I drive through Milwaukee's most blighted neighborhoods nearly every day. One cannot be blind to the systemic racism that continues to make Milwaukee the most segregated city in the country, and in a recent report, Wisconsin was named the country's worst state for African Americans. I live two miles from the epicenter of this recent violence, yet I might as well be on a different planet for the real distance between the neighborhood I live in and where the fires are burning.

When C and I bought our house a few years ago, we inherited a stack of original documents that had been passed from one owner to the next since the home's construction in 1941--original house blueprints, receipts for work done, mortgage payments, etc. Among the papers is the house's original title and a contractual agreement. The house is now within the city of Milwaukee, but at the time of its construction, it was a subdivision with stipulations as varied as if you could have a fence in your yard, or what kind of materials could be used in the construction of the home's roof. One of these stipulations was that all homes in the subdivision had to be worth at least $5,500. At the time, this kind of premise was meant to keep "the wrong kind" of homeowners from living in the neighborhood, i.e. people of color. But this was a far more subtle form of racism than the stipulation that appeared a few lines later:

You read that right: only white people were allowed to live in my neighborhood in 1941. This wasn't the Jim Crow South with their segregated schools and drinking fountains.

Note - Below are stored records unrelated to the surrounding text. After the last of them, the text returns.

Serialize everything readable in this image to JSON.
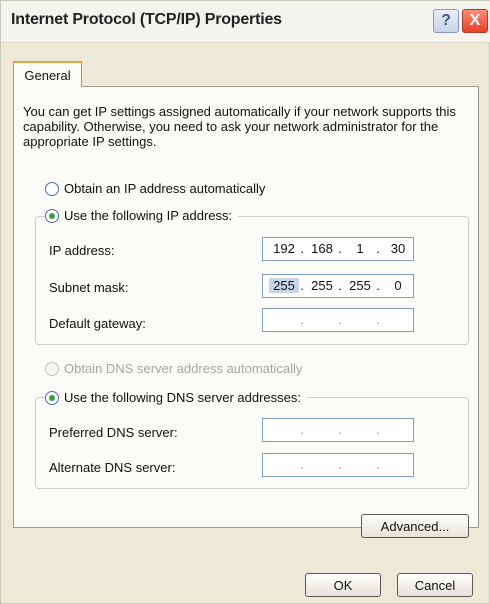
{
  "window": {
    "title": "Internet Protocol (TCP/IP) Properties",
    "help_glyph": "?",
    "close_glyph": "X"
  },
  "tabs": [
    {
      "label": "General",
      "selected": true
    }
  ],
  "description": "You can get IP settings assigned automatically if your network supports this capability. Otherwise, you need to ask your network administrator for the appropriate IP settings.",
  "ip_mode": {
    "auto_label": "Obtain an IP address automatically",
    "auto_checked": false,
    "manual_label": "Use the following IP address:",
    "manual_checked": true
  },
  "ip_fields": {
    "ip_address": {
      "label": "IP address:",
      "octets": [
        "192",
        "168",
        "1",
        "30"
      ]
    },
    "subnet_mask": {
      "label": "Subnet mask:",
      "octets": [
        "255",
        "255",
        "255",
        "0"
      ],
      "selected_octet_index": 0
    },
    "default_gateway": {
      "label": "Default gateway:",
      "octets": [
        "",
        "",
        "",
        ""
      ]
    }
  },
  "dns_mode": {
    "auto_label": "Obtain DNS server address automatically",
    "auto_checked": false,
    "auto_disabled": true,
    "manual_label": "Use the following DNS server addresses:",
    "manual_checked": true
  },
  "dns_fields": {
    "preferred": {
      "label": "Preferred DNS server:",
      "octets": [
        "",
        "",
        "",
        ""
      ]
    },
    "alternate": {
      "label": "Alternate DNS server:",
      "octets": [
        "",
        "",
        "",
        ""
      ]
    }
  },
  "buttons": {
    "advanced": "Advanced...",
    "ok": "OK",
    "cancel": "Cancel"
  },
  "ip_separator": "."
}
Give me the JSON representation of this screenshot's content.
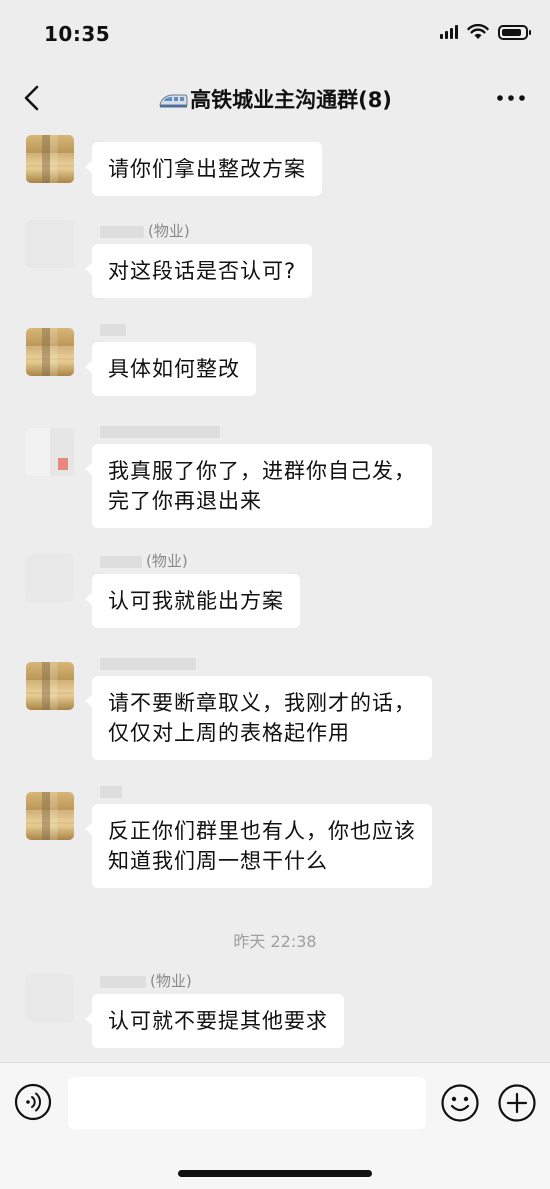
{
  "status_bar": {
    "time": "10:35"
  },
  "header": {
    "title": "高铁城业主沟通群(8)"
  },
  "icons": {
    "back": "chevron-left-icon",
    "train": "train-emoji-icon",
    "more": "more-dots-icon",
    "voice": "voice-icon",
    "emoji": "emoji-icon",
    "plus": "plus-icon"
  },
  "messages": [
    {
      "sender": "",
      "text": "请你们拿出整改方案"
    },
    {
      "sender": "(物业)",
      "text": "对这段话是否认可?"
    },
    {
      "sender": "",
      "text": "具体如何整改"
    },
    {
      "sender": "",
      "text": "我真服了你了，进群你自己发，\n完了你再退出来"
    },
    {
      "sender": "(物业)",
      "text": "认可我就能出方案"
    },
    {
      "sender": "",
      "text": "请不要断章取义，我刚才的话，\n仅仅对上周的表格起作用"
    },
    {
      "sender": "",
      "text": "反正你们群里也有人，你也应该\n知道我们周一想干什么"
    },
    {
      "sender": "(物业)",
      "text": "认可就不要提其他要求"
    }
  ],
  "timestamp": "昨天 22:38",
  "input": {
    "value": "",
    "placeholder": ""
  },
  "colors": {
    "background": "#ededed",
    "bubble": "#ffffff",
    "meta_text": "#8a8a8a"
  }
}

This happened in the supposedly "free" North. What's happening in Milwaukee and in other cities across the country didn't happen overnight. It's the result of generations of redlining, white flight, disinvestment, and downtown development projects (i.e. a $250 billion dollar basketball arena) that ignore the needs of the rest of the city.

Our country needs to heal after this long, hot summer, but maybe more than that, we need a history lesson to understand how we got to this point.